Coming home.... Vashti Vincent and other family members returned to the UK in 1943, with the help of the Red Cross. Two newspaper articles document this....
A transcript of the article shown above follows:
(Excerpt from the Yorkshire Post of Wednesday November 17th, 1943....)
Repatriated but Homeless Family Arrive in Leeds
Repatriated but homeless, a family of four English people and a friend who was interned with them at Vittel (France) arrived in Leeds last night to try to make a new home for themselves in the city.
They are 73-year-old Mr. Heliar A. Vincent and his 65-year-old wife, his daughter, Miss Vashti Vincent, and his 71-year-old sister, Miss Ada Vincent. With them is Miss D. McCaulay, who was also interned in Vittel, and whose home was in Paris, where she saw Hitler at the Arc de Triomphe on his tour of the French capital shortly after the armistice and before she was interned. Hitler stayed at the Parc Monceau Hotel, Avenue Hoche, during his incognito visit, not far from where Miss McCaulay lived, and after his visit the furniture was removed to Germany.
Since they arrived in this country three weeks ago they have been in hospital recovering from the effects of a nightmare journey across France and Germany—a journey of four days and nights in an overcrowded train. They are staying at the Salem Institute until accommodation is found for them.
Edinburgh was the scene of a happy reunion for Mr. and Mrs Vincent who met, for the first time in 3 ½ years, their son, now in the British Army, who got away from Bordeaux in the last British convoy. Mr. Vincent used to visit Leeds 35 years ago when he lived for a time in York.
Miss Vashti Vincent described to a “Yorkshire Post” reporter the dreadful conditions of the barracks internment camp at Besancon where they were first interned--the filthy, verminous bedding, the lack of food and warmth. Conditions at Vittel were much better although the food was poor.
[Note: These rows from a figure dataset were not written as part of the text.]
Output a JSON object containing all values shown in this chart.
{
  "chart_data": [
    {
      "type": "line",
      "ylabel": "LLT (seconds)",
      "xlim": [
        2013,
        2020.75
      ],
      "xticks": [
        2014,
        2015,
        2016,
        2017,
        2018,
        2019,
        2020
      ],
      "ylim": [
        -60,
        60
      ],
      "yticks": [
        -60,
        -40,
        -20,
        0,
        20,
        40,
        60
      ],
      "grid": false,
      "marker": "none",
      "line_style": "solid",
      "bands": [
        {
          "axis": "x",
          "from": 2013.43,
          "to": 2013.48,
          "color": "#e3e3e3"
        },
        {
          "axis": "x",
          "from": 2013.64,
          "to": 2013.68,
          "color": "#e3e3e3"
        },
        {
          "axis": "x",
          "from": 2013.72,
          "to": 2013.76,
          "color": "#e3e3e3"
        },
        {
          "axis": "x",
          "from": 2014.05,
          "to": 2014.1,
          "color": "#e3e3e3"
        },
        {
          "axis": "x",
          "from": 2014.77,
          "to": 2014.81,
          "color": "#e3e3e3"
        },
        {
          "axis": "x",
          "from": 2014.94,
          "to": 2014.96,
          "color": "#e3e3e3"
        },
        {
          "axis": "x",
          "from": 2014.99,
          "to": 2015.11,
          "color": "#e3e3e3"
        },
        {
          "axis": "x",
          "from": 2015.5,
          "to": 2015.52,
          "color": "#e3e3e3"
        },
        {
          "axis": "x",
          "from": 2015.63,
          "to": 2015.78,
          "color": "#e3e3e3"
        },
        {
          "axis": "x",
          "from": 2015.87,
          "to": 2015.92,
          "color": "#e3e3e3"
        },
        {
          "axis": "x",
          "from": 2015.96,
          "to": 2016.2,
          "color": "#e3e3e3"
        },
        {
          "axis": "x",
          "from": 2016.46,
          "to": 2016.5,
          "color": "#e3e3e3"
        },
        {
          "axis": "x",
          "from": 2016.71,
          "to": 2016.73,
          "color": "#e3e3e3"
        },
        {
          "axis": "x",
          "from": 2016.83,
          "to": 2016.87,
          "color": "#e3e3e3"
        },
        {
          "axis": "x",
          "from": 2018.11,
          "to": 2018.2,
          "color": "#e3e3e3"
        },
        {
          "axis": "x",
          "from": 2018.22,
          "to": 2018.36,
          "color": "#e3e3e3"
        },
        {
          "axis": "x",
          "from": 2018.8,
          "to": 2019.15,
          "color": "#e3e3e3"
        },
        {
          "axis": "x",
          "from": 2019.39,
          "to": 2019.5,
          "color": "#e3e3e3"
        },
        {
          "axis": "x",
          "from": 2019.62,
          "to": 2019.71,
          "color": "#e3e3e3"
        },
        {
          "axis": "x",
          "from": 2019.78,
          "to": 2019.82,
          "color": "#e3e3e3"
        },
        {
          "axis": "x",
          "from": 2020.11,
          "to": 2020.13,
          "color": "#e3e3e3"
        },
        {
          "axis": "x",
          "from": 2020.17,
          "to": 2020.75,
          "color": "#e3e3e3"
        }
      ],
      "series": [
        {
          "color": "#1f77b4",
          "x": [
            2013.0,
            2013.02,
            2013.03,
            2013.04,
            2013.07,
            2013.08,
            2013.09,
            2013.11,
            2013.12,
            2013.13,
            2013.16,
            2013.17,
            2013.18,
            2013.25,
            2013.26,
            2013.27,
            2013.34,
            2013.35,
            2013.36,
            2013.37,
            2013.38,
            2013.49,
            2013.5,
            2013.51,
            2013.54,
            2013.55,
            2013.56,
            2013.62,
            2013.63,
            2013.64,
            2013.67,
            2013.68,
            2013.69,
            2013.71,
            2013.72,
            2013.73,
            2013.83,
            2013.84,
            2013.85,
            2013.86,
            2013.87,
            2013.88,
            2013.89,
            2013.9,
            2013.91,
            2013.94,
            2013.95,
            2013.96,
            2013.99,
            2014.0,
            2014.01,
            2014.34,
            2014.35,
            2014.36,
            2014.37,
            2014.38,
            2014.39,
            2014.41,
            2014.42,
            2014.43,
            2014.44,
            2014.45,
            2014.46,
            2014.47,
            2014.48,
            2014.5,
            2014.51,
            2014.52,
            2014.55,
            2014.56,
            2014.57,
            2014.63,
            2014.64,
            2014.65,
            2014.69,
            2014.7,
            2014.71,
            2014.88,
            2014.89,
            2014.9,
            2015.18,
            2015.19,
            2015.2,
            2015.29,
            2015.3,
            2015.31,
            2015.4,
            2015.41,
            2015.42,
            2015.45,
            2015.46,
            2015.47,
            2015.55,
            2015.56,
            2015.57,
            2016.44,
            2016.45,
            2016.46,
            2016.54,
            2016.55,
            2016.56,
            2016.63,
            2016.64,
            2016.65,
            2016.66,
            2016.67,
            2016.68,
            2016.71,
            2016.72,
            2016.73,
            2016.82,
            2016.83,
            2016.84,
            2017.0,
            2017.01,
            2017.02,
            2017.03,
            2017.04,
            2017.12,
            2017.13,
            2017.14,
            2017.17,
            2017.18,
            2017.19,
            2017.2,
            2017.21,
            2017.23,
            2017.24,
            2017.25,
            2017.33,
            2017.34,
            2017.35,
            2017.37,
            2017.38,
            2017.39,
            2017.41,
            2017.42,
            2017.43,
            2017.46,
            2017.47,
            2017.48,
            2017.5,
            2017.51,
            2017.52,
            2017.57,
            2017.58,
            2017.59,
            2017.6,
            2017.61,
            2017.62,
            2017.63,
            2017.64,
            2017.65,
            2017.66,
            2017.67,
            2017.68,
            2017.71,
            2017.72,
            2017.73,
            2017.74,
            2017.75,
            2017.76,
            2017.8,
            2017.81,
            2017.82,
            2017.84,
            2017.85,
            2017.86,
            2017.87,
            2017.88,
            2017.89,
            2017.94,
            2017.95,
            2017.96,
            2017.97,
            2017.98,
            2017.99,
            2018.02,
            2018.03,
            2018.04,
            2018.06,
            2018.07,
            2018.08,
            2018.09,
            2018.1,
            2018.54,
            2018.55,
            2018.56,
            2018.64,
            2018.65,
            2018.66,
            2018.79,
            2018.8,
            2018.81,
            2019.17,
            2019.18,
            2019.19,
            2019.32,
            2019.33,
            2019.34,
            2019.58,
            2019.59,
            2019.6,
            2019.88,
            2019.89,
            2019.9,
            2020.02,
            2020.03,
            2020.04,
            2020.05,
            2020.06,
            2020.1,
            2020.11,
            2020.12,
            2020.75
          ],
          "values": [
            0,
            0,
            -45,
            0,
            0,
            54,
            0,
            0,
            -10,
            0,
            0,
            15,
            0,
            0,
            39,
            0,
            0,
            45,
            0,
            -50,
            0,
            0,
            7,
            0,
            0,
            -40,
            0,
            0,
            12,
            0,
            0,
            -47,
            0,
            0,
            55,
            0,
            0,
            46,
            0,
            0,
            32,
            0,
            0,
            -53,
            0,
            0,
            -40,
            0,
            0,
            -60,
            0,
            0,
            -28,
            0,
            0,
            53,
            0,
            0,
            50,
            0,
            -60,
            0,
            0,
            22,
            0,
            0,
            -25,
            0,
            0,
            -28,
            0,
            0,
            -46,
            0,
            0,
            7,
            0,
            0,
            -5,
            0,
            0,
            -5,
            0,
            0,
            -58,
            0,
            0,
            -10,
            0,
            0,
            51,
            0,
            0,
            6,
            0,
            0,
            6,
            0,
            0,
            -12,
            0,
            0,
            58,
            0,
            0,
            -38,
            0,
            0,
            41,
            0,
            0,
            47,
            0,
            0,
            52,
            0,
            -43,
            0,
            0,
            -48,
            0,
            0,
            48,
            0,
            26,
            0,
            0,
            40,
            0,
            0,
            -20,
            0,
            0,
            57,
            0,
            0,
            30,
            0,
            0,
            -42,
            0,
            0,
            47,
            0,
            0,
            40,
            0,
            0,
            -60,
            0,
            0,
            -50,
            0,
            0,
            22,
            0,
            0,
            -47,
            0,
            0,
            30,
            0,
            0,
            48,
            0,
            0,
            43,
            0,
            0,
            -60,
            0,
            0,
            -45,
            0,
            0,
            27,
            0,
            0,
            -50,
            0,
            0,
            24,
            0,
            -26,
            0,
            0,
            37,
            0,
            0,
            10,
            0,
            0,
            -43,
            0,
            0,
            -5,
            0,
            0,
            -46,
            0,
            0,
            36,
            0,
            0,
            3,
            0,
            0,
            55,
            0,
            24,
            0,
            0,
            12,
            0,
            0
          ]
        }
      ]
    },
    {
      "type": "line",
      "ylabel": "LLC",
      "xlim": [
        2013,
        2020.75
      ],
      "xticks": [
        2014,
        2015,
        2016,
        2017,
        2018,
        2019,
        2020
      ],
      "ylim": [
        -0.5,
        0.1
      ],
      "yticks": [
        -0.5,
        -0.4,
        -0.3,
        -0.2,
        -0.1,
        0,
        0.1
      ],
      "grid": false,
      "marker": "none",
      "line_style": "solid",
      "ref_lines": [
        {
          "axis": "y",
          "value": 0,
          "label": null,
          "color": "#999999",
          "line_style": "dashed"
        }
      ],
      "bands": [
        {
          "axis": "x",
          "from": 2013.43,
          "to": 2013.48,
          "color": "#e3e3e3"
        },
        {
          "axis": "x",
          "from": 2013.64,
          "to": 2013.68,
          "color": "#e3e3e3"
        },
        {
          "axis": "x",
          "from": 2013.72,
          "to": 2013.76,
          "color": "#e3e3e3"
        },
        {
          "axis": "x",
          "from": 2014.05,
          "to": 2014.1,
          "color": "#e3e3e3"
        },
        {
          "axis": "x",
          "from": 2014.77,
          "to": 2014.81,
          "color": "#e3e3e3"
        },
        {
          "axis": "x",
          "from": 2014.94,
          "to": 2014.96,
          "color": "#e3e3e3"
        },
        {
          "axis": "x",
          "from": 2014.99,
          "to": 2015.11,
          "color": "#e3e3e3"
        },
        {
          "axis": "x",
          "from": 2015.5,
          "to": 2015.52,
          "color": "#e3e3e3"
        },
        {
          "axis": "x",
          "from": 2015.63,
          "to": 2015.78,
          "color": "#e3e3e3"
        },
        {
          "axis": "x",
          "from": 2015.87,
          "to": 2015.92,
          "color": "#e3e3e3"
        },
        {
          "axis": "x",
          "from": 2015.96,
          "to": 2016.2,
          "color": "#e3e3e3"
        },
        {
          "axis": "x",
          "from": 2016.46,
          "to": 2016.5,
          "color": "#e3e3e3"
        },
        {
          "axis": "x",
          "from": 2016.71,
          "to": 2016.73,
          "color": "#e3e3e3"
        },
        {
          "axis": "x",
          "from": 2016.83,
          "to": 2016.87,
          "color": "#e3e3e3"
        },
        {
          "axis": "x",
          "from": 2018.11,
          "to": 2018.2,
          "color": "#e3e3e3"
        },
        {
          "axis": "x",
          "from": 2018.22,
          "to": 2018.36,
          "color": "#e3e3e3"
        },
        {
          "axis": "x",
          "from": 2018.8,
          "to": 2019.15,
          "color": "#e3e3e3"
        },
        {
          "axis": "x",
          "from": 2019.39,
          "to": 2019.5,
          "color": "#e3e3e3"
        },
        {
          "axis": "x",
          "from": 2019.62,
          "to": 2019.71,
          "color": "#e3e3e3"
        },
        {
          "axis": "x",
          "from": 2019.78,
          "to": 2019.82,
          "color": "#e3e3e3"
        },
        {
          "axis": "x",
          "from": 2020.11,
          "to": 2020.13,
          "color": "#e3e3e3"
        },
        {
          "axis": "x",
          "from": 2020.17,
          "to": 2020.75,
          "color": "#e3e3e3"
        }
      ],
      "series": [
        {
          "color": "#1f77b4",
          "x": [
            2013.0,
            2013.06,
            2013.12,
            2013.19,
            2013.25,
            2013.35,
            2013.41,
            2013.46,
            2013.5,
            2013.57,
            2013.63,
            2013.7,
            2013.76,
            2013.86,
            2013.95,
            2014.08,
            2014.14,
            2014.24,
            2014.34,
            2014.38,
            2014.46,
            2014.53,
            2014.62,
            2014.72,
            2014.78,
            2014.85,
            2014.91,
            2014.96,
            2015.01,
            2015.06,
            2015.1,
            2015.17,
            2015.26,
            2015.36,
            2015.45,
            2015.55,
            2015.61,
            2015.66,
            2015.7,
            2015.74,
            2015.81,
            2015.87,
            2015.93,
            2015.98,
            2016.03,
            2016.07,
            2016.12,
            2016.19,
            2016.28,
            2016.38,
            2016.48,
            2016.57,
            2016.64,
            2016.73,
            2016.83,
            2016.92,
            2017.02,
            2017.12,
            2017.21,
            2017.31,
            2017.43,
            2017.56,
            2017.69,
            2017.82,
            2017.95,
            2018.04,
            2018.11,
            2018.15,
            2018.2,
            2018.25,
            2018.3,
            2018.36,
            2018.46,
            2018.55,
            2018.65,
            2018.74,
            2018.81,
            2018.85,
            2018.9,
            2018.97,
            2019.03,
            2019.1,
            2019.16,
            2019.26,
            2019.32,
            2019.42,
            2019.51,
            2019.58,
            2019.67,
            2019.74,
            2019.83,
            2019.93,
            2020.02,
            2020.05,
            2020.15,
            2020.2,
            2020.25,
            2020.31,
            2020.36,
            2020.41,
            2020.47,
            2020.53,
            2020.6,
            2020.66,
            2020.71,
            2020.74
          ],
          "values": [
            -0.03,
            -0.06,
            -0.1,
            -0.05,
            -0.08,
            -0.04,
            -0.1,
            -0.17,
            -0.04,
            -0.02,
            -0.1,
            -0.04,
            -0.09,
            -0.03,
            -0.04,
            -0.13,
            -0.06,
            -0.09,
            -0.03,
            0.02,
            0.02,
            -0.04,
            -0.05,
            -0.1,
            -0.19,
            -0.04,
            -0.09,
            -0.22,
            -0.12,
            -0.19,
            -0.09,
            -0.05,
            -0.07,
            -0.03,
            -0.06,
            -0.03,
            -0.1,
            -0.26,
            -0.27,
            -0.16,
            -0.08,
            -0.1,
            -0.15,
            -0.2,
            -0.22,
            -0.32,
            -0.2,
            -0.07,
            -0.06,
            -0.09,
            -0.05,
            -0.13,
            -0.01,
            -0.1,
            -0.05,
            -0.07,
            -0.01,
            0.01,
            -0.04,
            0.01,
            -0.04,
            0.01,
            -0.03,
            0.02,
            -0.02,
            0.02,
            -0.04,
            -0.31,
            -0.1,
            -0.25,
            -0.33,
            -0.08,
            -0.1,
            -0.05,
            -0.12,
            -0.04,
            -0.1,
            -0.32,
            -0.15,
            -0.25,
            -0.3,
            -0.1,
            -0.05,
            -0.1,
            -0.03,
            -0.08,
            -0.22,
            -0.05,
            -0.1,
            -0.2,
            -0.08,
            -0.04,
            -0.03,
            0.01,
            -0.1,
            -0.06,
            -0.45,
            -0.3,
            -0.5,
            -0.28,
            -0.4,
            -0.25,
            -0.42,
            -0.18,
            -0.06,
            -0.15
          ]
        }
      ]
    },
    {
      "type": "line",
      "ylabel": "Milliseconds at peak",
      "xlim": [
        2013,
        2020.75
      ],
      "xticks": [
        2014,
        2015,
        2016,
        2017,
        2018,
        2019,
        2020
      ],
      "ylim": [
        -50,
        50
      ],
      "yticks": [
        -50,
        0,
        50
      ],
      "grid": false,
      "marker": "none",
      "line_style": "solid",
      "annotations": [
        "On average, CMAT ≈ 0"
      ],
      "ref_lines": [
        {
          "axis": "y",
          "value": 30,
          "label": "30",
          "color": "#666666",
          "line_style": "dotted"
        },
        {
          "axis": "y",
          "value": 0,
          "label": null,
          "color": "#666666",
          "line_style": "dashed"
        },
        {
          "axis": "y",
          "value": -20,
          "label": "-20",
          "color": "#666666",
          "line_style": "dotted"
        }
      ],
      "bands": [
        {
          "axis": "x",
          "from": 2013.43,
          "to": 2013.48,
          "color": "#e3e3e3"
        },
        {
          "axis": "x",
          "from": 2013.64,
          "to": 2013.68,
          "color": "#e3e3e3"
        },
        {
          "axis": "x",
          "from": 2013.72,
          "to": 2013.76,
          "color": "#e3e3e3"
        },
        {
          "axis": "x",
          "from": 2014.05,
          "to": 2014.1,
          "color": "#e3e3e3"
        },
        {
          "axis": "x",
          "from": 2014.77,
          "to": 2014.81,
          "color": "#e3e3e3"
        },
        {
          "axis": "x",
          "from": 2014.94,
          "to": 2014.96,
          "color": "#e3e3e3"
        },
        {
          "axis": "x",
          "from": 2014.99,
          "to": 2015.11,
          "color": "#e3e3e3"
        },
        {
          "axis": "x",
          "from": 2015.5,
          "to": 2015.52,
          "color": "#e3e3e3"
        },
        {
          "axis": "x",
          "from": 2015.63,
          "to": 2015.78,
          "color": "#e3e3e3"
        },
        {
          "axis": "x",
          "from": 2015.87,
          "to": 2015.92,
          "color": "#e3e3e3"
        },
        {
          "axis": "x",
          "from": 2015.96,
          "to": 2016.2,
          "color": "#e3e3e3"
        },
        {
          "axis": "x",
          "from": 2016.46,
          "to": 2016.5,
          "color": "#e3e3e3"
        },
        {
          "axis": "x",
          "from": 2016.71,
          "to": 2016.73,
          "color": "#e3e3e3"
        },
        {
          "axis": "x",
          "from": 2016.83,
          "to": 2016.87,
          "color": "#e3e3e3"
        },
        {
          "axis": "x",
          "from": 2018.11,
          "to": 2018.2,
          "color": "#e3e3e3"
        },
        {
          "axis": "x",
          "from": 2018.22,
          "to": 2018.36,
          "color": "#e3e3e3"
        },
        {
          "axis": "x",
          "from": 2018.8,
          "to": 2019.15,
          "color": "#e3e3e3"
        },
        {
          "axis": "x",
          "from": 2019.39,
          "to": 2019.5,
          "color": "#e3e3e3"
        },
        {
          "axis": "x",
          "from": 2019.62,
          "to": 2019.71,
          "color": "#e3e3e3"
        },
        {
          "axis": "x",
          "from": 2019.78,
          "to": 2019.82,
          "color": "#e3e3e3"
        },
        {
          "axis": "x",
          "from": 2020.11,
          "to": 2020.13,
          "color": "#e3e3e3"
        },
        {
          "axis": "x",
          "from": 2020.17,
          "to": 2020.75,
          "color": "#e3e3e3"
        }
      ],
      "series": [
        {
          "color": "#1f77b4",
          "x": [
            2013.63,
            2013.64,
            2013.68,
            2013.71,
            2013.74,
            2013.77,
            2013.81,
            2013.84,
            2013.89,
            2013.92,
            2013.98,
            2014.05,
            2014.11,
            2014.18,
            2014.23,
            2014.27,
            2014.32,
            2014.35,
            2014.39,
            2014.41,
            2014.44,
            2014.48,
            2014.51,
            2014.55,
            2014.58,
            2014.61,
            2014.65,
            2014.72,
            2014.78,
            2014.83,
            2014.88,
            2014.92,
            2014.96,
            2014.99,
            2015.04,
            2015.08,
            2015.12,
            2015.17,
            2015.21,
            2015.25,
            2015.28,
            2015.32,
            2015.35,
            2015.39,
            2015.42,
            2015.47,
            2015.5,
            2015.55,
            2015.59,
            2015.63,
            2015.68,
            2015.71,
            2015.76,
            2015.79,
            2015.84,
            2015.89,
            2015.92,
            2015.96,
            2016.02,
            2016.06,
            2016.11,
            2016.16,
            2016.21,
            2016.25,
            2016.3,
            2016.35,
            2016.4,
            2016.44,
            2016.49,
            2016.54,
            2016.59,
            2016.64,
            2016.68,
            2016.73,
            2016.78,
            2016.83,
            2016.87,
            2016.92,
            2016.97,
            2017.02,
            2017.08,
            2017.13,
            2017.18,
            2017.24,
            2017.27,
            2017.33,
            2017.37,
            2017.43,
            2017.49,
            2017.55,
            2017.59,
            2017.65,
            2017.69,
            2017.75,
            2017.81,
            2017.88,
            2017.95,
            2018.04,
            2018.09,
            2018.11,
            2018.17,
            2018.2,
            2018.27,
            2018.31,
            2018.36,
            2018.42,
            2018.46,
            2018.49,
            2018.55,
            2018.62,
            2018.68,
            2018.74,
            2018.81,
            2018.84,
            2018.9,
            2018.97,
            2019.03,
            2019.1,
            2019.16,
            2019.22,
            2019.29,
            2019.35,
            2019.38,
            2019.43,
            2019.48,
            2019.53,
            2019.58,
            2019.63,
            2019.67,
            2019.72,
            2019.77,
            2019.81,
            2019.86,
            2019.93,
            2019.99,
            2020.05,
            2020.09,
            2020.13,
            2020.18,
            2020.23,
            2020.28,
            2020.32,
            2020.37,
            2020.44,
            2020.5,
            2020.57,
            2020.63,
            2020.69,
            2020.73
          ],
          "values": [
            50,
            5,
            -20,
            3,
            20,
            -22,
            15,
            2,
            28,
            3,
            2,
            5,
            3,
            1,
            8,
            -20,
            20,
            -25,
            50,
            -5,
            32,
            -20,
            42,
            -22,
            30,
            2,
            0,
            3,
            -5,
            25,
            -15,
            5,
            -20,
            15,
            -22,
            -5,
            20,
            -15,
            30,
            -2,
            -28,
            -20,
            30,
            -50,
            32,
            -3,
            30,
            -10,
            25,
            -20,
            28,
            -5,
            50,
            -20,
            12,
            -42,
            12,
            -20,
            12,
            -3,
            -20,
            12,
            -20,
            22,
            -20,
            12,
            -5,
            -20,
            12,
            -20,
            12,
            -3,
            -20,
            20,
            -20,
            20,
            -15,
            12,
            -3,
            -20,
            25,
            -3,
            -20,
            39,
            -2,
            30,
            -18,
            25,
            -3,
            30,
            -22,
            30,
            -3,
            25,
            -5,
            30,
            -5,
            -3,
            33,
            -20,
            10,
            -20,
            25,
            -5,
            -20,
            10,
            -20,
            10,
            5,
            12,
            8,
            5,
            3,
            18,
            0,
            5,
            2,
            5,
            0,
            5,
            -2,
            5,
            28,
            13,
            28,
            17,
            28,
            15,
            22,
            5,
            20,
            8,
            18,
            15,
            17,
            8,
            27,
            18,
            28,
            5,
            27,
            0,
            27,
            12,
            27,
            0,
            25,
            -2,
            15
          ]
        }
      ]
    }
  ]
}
She described, too, how the internees, sick and aged as they were, were trundled into a carriage for repatriation with their luggage crowded on top of them. They travelled with goods wagons and spent long hours on sidings, particular in Germany where the travelling was done by night so that they should see as little as possible of the country.
Miss Vincent also described how on the journey they suffered particularly from thirst, being at one time 22 hours without water, and how they finally made tea with water from the engine boiler.